Pogoda. Upały w Polsce. Prognozy uległy zmianie. Sprawdź kiedy upał wkroczy do Polski

Do Polski spływa gorące powietrze ze wschodu kontynentu. Od kilku dni zmagamy się z wysokimi temperaturami oraz burzami w Polsce. Modele pogodowe jeszcze wczoraj prognozowały, że upał w Polsce pojawi się w piątek i w sobotę. Dzisiejsze aktualizacje trochę skorygowały wyliczenia.

W piątek gorąco nadal będzie na wschodzie i północnym wschodzie kraju. W tych regionach termometry wskażą do nawet 28 stopni powyżej zera. To oczywiście bardzo wysokie temperatury powietrza, ale do książkowego upału w Polsce zabraknie kilku stopni Celsjusza.

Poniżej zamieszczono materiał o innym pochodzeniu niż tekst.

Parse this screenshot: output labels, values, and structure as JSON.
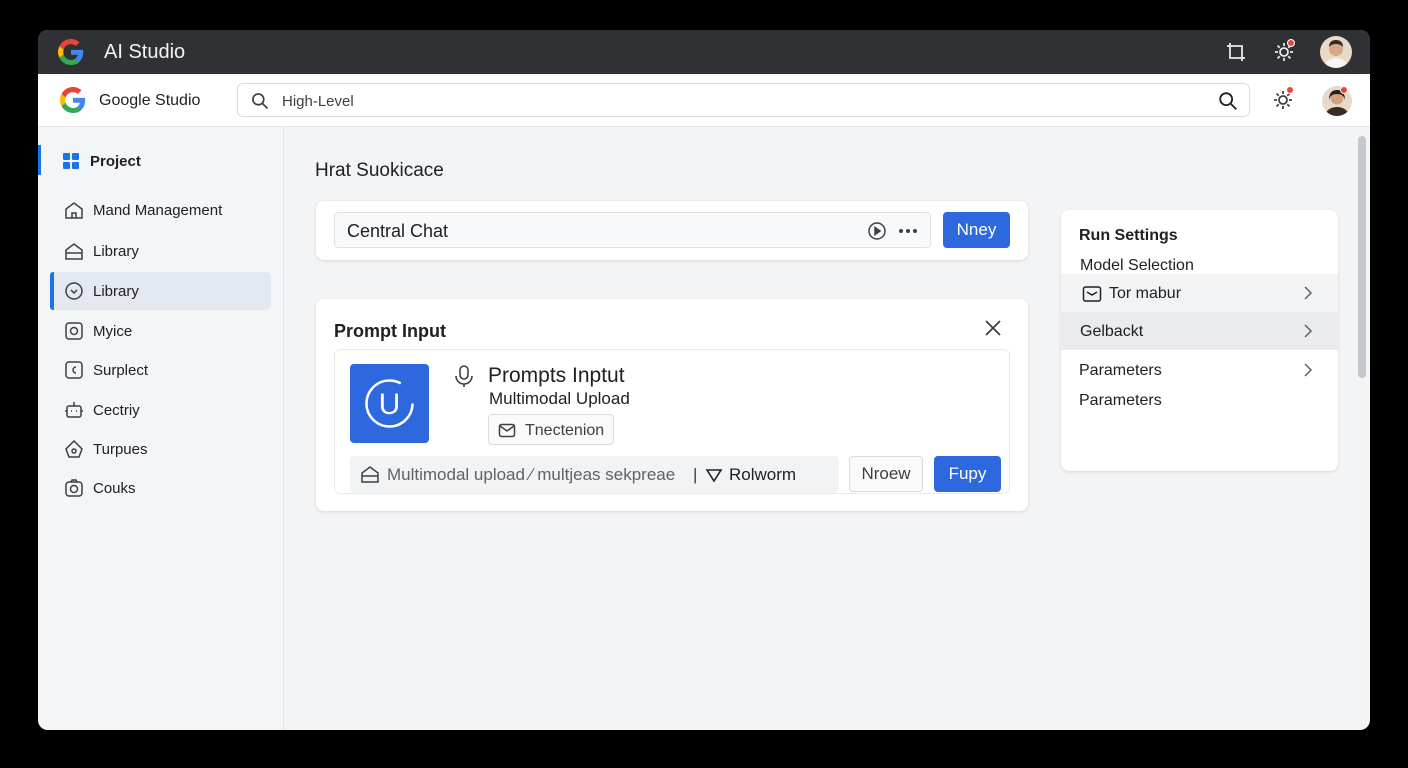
{
  "titlebar": {
    "title": "AI Studio"
  },
  "header": {
    "brand": "Google Studio",
    "search_value": "High-Level"
  },
  "sidebar": {
    "project_label": "Project",
    "items": [
      {
        "label": "Mand Management",
        "icon": "home-icon"
      },
      {
        "label": "Library",
        "icon": "home-icon"
      },
      {
        "label": "Library",
        "icon": "chevron-circle-icon",
        "active": true
      },
      {
        "label": "Myice",
        "icon": "camera-icon"
      },
      {
        "label": "Surplect",
        "icon": "square-icon"
      },
      {
        "label": "Cectriy",
        "icon": "robot-icon"
      },
      {
        "label": "Turpues",
        "icon": "home-icon"
      },
      {
        "label": "Couks",
        "icon": "camera-icon"
      }
    ]
  },
  "main": {
    "title": "Hrat Suokicace",
    "chat": {
      "value": "Central Chat",
      "button_label": "Nney"
    },
    "prompt": {
      "title": "Prompt Input",
      "heading": "Prompts Inptut",
      "subheading": "Multimodal Upload",
      "chip_label": "Tnectenion",
      "upload_tile_letter": "U",
      "bottom_text": "Multimodal upload ∕ multjeas sekpreae",
      "bottom_separator": "|",
      "bottom_tail": "Rolworm",
      "outline_button": "Nroew",
      "primary_button": "Fupy"
    }
  },
  "run_settings": {
    "title": "Run Settings",
    "subtitle": "Model Selection",
    "rows": [
      {
        "label": "Tor mabur",
        "has_icon": true
      },
      {
        "label": "Gelbackt",
        "has_icon": false
      },
      {
        "label": "Parameters",
        "has_icon": false
      }
    ],
    "footer": "Parameters"
  },
  "colors": {
    "accent": "#2d68df",
    "titlebar": "#303134",
    "notification": "#e8453c"
  }
}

Sporo chłodniej może być jutro na południowym zachodzie kraju. Regiony te znajdą się jutro pod wpływem ośrodka niskiego ciśnienia. Całodzienne zachmurzenie, opady i burze wpłynął na znacznie niższe wartości temperatur niż na północy i wschodzie kraju.

W sobotę 20 czerwca ciepłe powietrze wycofa się z Polski jeszcze bardziej na wschód. Gorąco będzie już tylko na krańcach wschodnich i północno wschodnich kraju. W Polsce zachodniej i częściowo południowej słupki rtęci w sobotę mogą nie dojść nawet do 20 kresek powyżej zera.

Podobne temperatury (choć już wszędzie powyżej 20) widzą modele na początek przyszłego tygodnia. Od środy od wschodu znów obserwowali będziemy napływ gorących mas powietrza. Na wschodzie kraju temperatury wrócą do 27-28 kresek powyżej zera.

Pierwsze „trzydziestki” w przyszłym tygodniu prognozy widzą w czwartek 25 czerwca. Przy takich wartościach temperatury mówić możemy już o upale zgodnym z definicją naukową. Jeszcze upalniej miałoby być wg. prognoz w piątek i sobotę. Jednak obecnie trwający tydzień i to co widziały modele pogodowe przed ubiegłym weekendem uczy nas, by z dokładnym werdyktem, czy upał w Polsce wystąpi i kiedy to się stanie wstrzymajmy się jeszcze kilka dni. Niewykluczone są jednak w dalszym ciągu gwałtowne burze.